Yes, you can set your grumpy uncle to argue with ChatGPT over dinner instead of yourself. I love it already.

A focus of the update has been to make the new speech-to-text and text-to-speech capabilities as lifelike as possible. The samples provided on the OpenAI blog sound pretty good, with the cadences in particular sounding quite lifelike. And if there’s one thing we know about ChatGPT, it’s that it’s getting better all the time. Who knows where it will be in a year or two.

It’s only a matter of time before people try to trick it into doing something it shouldn’t be doing. “How do I make a bomb?” might not get a response now, but you can bet people will be trying to trick it. In all seriousness though, ChatGPT with voice support feels like something that should have been there from the start. 
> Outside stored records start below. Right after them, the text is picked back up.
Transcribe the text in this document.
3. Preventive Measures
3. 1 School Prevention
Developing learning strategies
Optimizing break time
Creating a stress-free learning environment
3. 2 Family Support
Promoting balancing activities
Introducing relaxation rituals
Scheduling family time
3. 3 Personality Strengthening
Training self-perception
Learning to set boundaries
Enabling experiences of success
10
The image support feature is no less interesting. OpenAI says you can “troubleshoot why your grill won’t start, explore the contents of your fridge to plan a meal, or analyze a complex graph for work-related data”. It will be interesting to see how it compares with Google’s Lens application.

ChatGPT Plus and enterprise users will be the first to be able to take advantage of the new features, with the rollout commencing in the next two weeks. “Other groups of users, including developers”, will follow later, which means the wider public might have to wait a while. ChatGPT will soon have a very serious competitor in Google’s Gemini, which is due for release later this year.